Aquella tarde fue de silencio en casa. Los niños viendo a Lucas con las alas y el copete atusado, retiraron la palabra a su madre. El ambiente fue hostil durante varios días, cada cual comiendo en horas diferentes a las de su madre, cada cual vistiéndos­e, yéndose y regresando de la escuela, respondien­do de mala gana y con monosílabo­s, sin mirarla a los ojos. Los más pequeños Felix y Jairo preferían ir con sus camisitas masticadas antes que pedirle a su mamá que les ayudara a plancharla­s. A pesar de la protesta, Estela se mantuvo firme en su decisión, se justificó como de costumbre por ser médico y porque ningún profesiona­l quiere ser visto por los pacientes a media consulta, con un perico intruso por compañía, dormido entre las plantas o peor aun sobrevolan­do el área. — Además es indoloro, —argumentó. Lila, la primogénit­a, no estuvo muy segura, ni la primera ocasión ni las siguientes cuando ante el crecimient­o natural de las plumas su madre ha repetido la maniobra. Algo similar ocurrió con un par de conejitos que las niñas criaron durante meses y en últimas fechas con las aves regordetas del patio: cuando los pollitos están repuestos y culones, Estela hace su voluntad: los coge por el pescuezo, los hace girar y con un par de vueltas les quiebra el cuello, prepara caldos y guisados.

—¡La médico que todo lo puede! Nadie le sobrevive a Estela. ¡Cuidado! —advierten a sus pacientes y entre los amigos más en broma que con tirria. La familia ha aprendido a sobrelleva­r su carácter, a ignorar sus ocasionale­s rabietas donde agita los brazos y las mejillas se le pintan rojas como un par de granadas. Además, cocina exquisito, nadie podría seguir molesto con ella y comer sólo huevos estrellado­s o frijoles refritos. Incluso Lucas, el perico, continúa siendo atento con Estela y casi tan vivaracho como cuando tenía alas. Antes del corte de sus plumas, Lucas solía deslizar el seguro de su pajarera y volar desde la puertecita para treparse en el esprín que conduce al patio y que también sabe abrir, planeaba libre dentro y fuera de la casa, volaba hasta las macetas colgadas del techo para columpiars­e mientras cantaba su nombre dividido en dos sílabas: ¡Lu-cas! Con las alas cortas sus trayectos continúan, salvo algunas modificaci­ones: en lugar de elevarse desde la pajarera, el perico se resbala por los pilares que la sostienen. Si Lucas escucha a Estela en la cocina, camina hasta ahí, y aprendió cómo subir las escaleras que antes atravesaba de varios aleteos: clava su pico en el primer peldaño de madera, empuja su cuerpo hacia adelante y sube las dos patas a un tiempo mientras anuncia: —¡Lu cas! —y repite el movimiento hasta encontrars­e en el segundo piso, donde se dirige al ventanal de la estancia o a la habitación de las niñas.

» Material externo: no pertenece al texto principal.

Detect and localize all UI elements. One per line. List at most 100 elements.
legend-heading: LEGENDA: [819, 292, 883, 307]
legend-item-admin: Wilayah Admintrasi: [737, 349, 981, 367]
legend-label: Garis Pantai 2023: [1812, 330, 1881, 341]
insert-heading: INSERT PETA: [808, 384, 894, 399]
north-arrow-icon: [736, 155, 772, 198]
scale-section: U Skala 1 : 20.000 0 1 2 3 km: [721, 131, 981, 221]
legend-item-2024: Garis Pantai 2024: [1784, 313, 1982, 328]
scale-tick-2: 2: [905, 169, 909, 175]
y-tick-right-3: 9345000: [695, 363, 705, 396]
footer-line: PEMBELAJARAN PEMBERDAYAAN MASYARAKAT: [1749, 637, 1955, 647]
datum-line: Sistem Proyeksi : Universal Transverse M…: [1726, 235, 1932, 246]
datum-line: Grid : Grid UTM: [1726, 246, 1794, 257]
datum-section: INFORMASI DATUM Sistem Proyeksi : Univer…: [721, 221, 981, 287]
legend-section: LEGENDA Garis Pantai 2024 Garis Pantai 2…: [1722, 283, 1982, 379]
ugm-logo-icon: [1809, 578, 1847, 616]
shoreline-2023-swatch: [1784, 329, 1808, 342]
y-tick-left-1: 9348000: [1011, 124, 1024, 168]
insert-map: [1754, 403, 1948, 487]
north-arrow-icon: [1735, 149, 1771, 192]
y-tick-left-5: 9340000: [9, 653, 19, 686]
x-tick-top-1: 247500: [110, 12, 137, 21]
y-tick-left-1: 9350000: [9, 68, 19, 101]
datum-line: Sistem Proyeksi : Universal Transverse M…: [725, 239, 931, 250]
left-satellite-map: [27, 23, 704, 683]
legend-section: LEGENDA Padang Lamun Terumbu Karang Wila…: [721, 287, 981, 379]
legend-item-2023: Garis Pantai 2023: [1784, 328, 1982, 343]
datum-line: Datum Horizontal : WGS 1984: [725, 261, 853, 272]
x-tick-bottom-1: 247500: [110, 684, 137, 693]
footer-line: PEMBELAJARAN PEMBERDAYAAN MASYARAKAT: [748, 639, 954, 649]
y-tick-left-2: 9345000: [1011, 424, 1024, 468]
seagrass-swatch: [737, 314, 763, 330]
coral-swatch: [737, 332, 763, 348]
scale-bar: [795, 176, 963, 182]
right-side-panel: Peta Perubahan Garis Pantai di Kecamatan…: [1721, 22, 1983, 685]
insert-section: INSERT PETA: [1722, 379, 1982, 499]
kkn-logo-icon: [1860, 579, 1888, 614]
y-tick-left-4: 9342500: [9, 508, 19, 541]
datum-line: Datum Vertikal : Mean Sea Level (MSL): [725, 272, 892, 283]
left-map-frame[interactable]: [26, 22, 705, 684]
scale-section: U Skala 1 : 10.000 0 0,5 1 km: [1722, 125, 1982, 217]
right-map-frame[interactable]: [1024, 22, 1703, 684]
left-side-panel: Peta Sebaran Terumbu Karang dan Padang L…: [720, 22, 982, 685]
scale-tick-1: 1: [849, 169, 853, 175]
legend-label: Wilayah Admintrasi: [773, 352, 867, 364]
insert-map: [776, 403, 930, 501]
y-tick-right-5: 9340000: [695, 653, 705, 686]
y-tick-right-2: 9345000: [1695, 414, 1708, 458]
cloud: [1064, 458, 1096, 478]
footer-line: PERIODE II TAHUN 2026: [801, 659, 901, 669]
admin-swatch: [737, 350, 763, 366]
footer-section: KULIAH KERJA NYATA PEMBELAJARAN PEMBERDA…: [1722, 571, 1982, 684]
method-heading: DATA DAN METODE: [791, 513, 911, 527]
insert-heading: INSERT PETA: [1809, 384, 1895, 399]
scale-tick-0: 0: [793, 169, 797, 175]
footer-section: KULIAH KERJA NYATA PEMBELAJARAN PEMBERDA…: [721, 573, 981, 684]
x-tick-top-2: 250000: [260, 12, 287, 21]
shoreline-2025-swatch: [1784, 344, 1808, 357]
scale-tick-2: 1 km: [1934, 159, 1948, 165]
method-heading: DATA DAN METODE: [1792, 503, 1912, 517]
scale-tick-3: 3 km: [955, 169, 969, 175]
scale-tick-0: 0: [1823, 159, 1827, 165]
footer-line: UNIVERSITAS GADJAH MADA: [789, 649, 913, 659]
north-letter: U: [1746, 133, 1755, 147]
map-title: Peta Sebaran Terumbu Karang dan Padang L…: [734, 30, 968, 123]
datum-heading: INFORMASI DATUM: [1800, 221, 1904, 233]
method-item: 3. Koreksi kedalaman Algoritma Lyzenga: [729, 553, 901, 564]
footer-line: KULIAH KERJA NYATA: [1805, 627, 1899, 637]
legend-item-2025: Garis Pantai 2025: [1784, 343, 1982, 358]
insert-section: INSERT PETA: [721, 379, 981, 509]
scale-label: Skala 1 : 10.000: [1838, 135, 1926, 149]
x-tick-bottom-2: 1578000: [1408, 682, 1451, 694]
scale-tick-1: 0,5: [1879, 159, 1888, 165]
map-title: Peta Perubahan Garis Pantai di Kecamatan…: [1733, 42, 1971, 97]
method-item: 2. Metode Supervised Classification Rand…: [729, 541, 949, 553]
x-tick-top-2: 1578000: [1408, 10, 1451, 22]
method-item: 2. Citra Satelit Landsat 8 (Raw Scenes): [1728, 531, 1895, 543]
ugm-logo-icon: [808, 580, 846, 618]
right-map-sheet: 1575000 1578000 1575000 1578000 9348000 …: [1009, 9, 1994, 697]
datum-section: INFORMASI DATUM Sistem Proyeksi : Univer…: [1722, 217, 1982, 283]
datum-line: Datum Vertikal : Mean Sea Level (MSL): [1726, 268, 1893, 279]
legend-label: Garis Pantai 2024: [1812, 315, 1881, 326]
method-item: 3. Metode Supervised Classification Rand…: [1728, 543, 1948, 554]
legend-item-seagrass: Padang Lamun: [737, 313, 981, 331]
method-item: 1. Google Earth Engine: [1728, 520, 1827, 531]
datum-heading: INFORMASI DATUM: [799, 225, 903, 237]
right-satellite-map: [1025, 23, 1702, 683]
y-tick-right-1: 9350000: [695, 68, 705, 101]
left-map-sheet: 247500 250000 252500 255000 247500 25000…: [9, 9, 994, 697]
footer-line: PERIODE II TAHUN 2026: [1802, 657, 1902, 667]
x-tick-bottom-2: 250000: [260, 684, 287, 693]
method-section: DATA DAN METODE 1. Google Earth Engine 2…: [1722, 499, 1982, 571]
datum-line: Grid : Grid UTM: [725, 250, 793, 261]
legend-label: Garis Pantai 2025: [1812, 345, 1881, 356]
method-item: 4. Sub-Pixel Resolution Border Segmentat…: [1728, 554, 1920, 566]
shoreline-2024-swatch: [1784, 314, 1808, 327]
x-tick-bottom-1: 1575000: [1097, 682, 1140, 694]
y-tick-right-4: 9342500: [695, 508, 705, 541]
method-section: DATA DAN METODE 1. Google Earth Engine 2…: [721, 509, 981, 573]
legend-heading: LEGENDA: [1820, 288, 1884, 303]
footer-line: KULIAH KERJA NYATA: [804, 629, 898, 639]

Cada mañana, el primero en despertar es precisamen­te el perico sin alas. El ave realiza su recorrido, similar a un acto de escape y trepa a la camita matrimonia­l de las niñas, escala ayudado por sus garras, posándose sobre el edredón:

—¡Lu cas! ¡Lu cas! —grita y salta, mientras ellas se ríen y se esconden. —¡Luuuuuuuca­s! —responden mientras el ave jalonea pliegues y pliegues de mantas intentando alcanzar sus trenzas para jalarlas. —¡Lucas! ¡Piojoso! —reniega Estela cada vez que lo alcanza a observar, —¡Abajo! ¡Necio! —repite en vano, agitando los brazos y lanzándole algún cepillo o cojín. Estela reniega ya coloradísi­ma, mientras el ave continua coreando su nombre, saltando con las alas cortas, cortísimas, bien abiertas.